Грант ничего не сказал, просто встал, вышел в проход, а затем удивил ее, сев на ту же скамью, которую занимала она. Он не смотрел на Джиллиану, взгляд его был устремлен вперед, на алтарь.
– Вы были капризным ребенком? – спросил он. Джиллиана на мгновение задумалась над вопросом.
– Не думаю, – ответила она. – Впрочем, я была одиноким ребенком, поэтому, возможно, капризным.
– Значит, не столько капризным, сколько заброшенным.
– Может быть.
– Мне показалось, что вы не любите говорить о своем детстве. Почему?
– Возможно, потому что не хочу возвращаться в то время, – сказала она, взглянув на Гранта.
– Вопрос был слишком грубым?
– Да нет, – ответила она. – Просто я предпочитаю жить настоящим, ваше сиятельство. А не выдуманным прошлым.
Он взял ее за руку.
– Хотел бы я и в самом деле знать вас ребенком. Я бы не дал вам скучать, поддразнивал бы вас. Я мог бы поверять вам свои самые сокровенные, самые страшные тайны.
– А у вас тогда было их очень много?
– Не так чтобы много, но были, – сказал Грант. – Но как и вас, у меня не было наперсников. Я ведь был наследником, и со мной обращались иначе, чем с братьями. От меня ожидали большего, чем от Джеймса и Эндрю, поэтому их пути в жизни были другими.
– А я рада, что не знала вас ребенком, – проговорила Джиллиана.
Он взглянул на нее, но промолчал. Она мягко высвободила свою руку.
– Как графский наследник вы бы пугали меня. Я бы говорила себе: вот мальчик, довольно красивый мальчик, который одинок также, как и я. Если б он не был графом, я бы поговорила с ним. Но поскольку вы все-таки граф, я бы никогда не преодолела своей робости.
Минуту или две они молчали.

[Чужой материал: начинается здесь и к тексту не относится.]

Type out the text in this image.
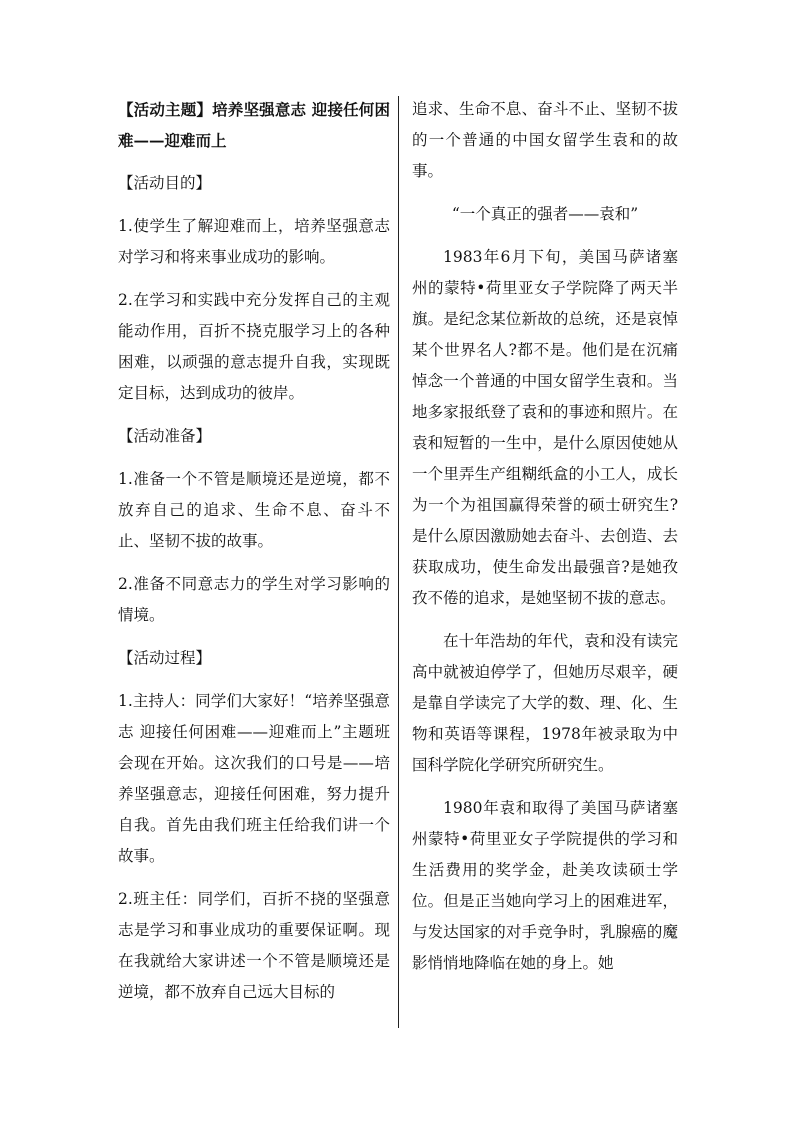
【活动主题】培养坚强意志 迎接任何困难——迎难而上

【活动目的】

1.使学生了解迎难而上，培养坚强意志对学习和将来事业成功的影响。

2.在学习和实践中充分发挥自己的主观能动作用，百折不挠克服学习上的各种困难，以顽强的意志提升自我，实现既定目标，达到成功的彼岸。

【活动准备】

1.准备一个不管是顺境还是逆境，都不放弃自己的追求、生命不息、奋斗不止、坚韧不拔的故事。

2.准备不同意志力的学生对学习影响的情境。

【活动过程】

1.主持人：同学们大家好！“培养坚强意志 迎接任何困难——迎难而上”主题班会现在开始。这次我们的口号是——培养坚强意志，迎接任何困难，努力提升自我。首先由我们班主任给我们讲一个故事。

2.班主任：同学们，百折不挠的坚强意志是学习和事业成功的重要保证啊。现在我就给大家讲述一个不管是顺境还是逆境，都不放弃自己远大目标的

追求、生命不息、奋斗不止、坚韧不拔的一个普通的中国女留学生袁和的故事。

“一个真正的强者——袁和”

1983年6月下旬，美国马萨诸塞州的蒙特•荷里亚女子学院降了两天半旗。是纪念某位新故的总统，还是哀悼某个世界名人?都不是。他们是在沉痛悼念一个普通的中国女留学生袁和。当地多家报纸登了袁和的事迹和照片。在袁和短暂的一生中，是什么原因使她从一个里弄生产组糊纸盒的小工人，成长为一个为祖国赢得荣誉的硕士研究生?是什么原因激励她去奋斗、去创造、去获取成功，使生命发出最强音?是她孜孜不倦的追求，是她坚韧不拔的意志。

在十年浩劫的年代，袁和没有读完高中就被迫停学了，但她历尽艰辛，硬是靠自学读完了大学的数、理、化、生物和英语等课程，1978年被录取为中国科学院化学研究所研究生。

1980年袁和取得了美国马萨诸塞州蒙特•荷里亚女子学院提供的学习和生活费用的奖学金，赴美攻读硕士学位。但是正当她向学习上的困难进军，与发达国家的对手竞争时，乳腺癌的魔影悄悄地降临在她的身上。她
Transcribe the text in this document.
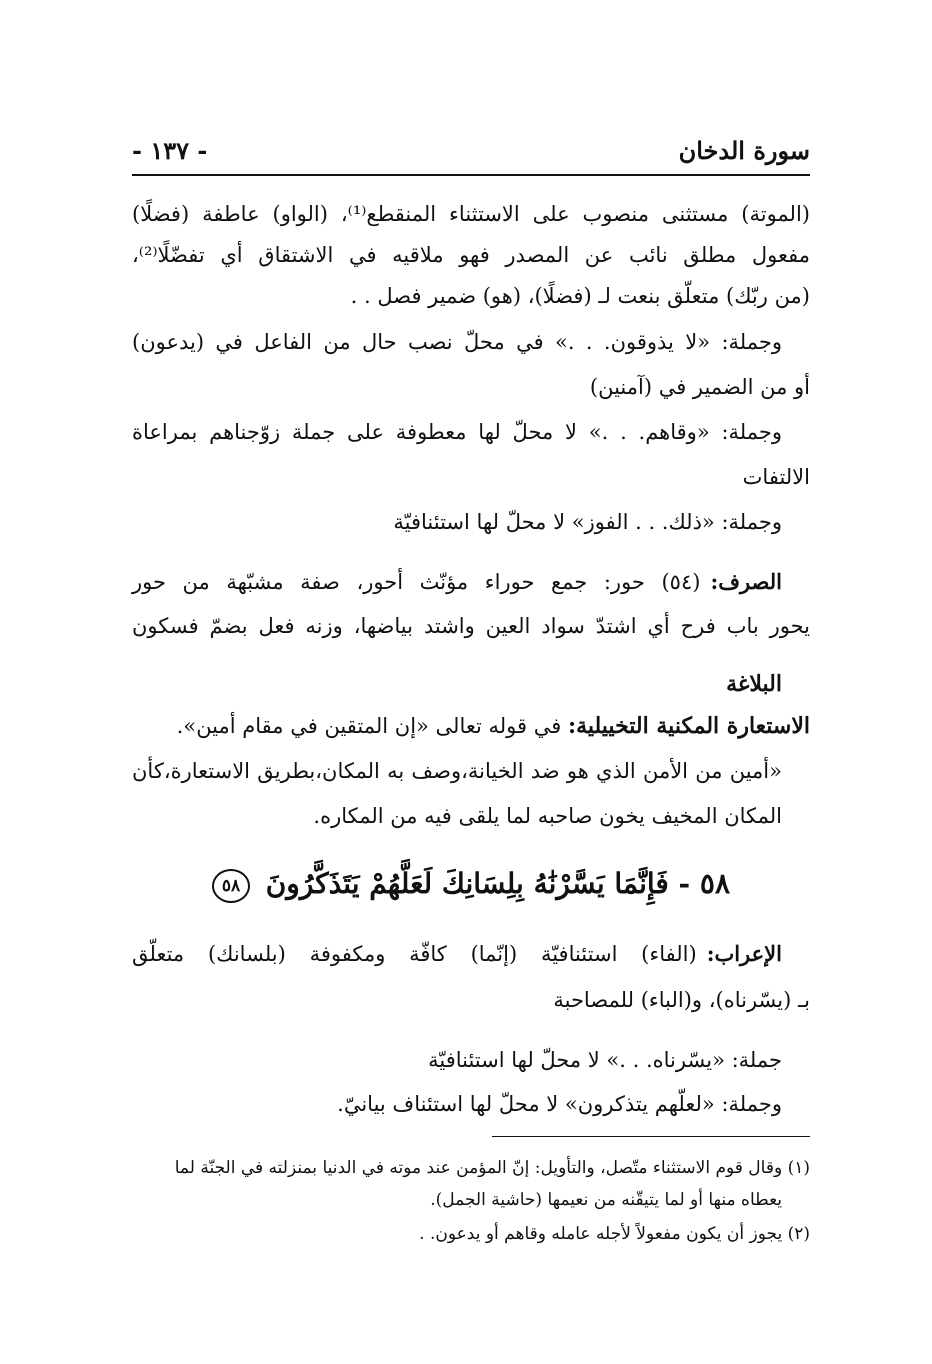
سورة الدخان
- ١٣٧ -
(الموتة) مستثنى منصوب على الاستثناء المنقطع⁽¹⁾، (الواو) عاطفة (فضلًا)
مفعول مطلق نائب عن المصدر فهو ملاقيه في الاشتقاق أي تفضّلًا⁽²⁾،
(من ربّك) متعلّق بنعت لـ (فضلًا)، (هو) ضمير فصل . .
وجملة: «لا يذوقون. . .» في محلّ نصب حال من الفاعل في (يدعون)
أو من الضمير في (آمنين)
وجملة: «وقاهم. . .» لا محلّ لها معطوفة على جملة زوّجناهم بمراعاة
الالتفات
وجملة: «ذلك. . . الفوز» لا محلّ لها استئنافيّة
الصرف:
(٥٤) حور: جمع حوراء مؤنّث أحور، صفة مشبّهة من حور
يحور باب فرح أي اشتدّ سواد العين واشتد بياضها، وزنه فعل بضمّ فسكون
البلاغة
الاستعارة المكنية التخييلية: في قوله تعالى «إن المتقين في مقام أمين».
«أمين من الأمن الذي هو ضد الخيانة،وصف به المكان،بطريق الاستعارة،كأن
المكان المخيف يخون صاحبه لما يلقى فيه من المكاره.
٥٨ - فَإِنَّمَا يَسَّرْنَٰهُ بِلِسَانِكَ لَعَلَّهُمْ يَتَذَكَّرُونَ ٥٨
الإعراب:
(الفاء) استئنافيّة (إنّما) كافّة ومكفوفة (بلسانك) متعلّق
بـ (يسّرناه)، و(الباء) للمصاحبة
جملة: «يسّرناه. . .» لا محلّ لها استئنافيّة
وجملة: «لعلّهم يتذكرون» لا محلّ لها استئناف بيانيّ.
(١) وقال قوم الاستثناء متّصل، والتأويل: إنّ المؤمن عند موته في الدنيا بمنزلته في الجنّة لما
يعطاه منها أو لما يتيقّنه من نعيمها (حاشية الجمل).
(٢) يجوز أن يكون مفعولاً لأجله عامله وقاهم أو يدعون. .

И когда Джиллиана уже подумала, что ему, должно быть, не терпится уйти, Грант заговорил снова:
– Я мысленно представляю, какой вы были, Джиллиана: оторванная от жизни, тихая девочка, которая, без сомнения, смотрела на мир широко открытыми глазами, многим восхищаясь, но ни о чем не высказываясь.
– Я и вправду была такой, – с улыбкой подтвердила она.
– А сейчас?
– Возможно, мои глаза уже не так широко открыты, но я продолжаю восхищаться очень многими вещами. Этой часовней, например, – сказала она, запрокинув голову и вглядываясь в тени под потолком. – Она совершенно восхитительна.
– А я ненавижу ее, – произнес граф, глядя прямо перед собой.
Удивленная, Джиллиана опустила голову и посмотрела на него, но промолчала, ожидая, не скажет ли он что-то еще.
– Похороны моего брата были последним проводимым здесь обрядом, – после долгой паузы продолжил он. – Солировал один юноша, совсем еще мальчик, и его голос разносился по всей часовне, словно он был ангелом, призывающим нас молчать и думать о своих бессмертных душах. Я до сих пор слышу его голос. А может, это далекие крики ангелов.
Джиллиана потрясенно уставилась на пего.
– Почему вы так говорите, ваше сиятельство?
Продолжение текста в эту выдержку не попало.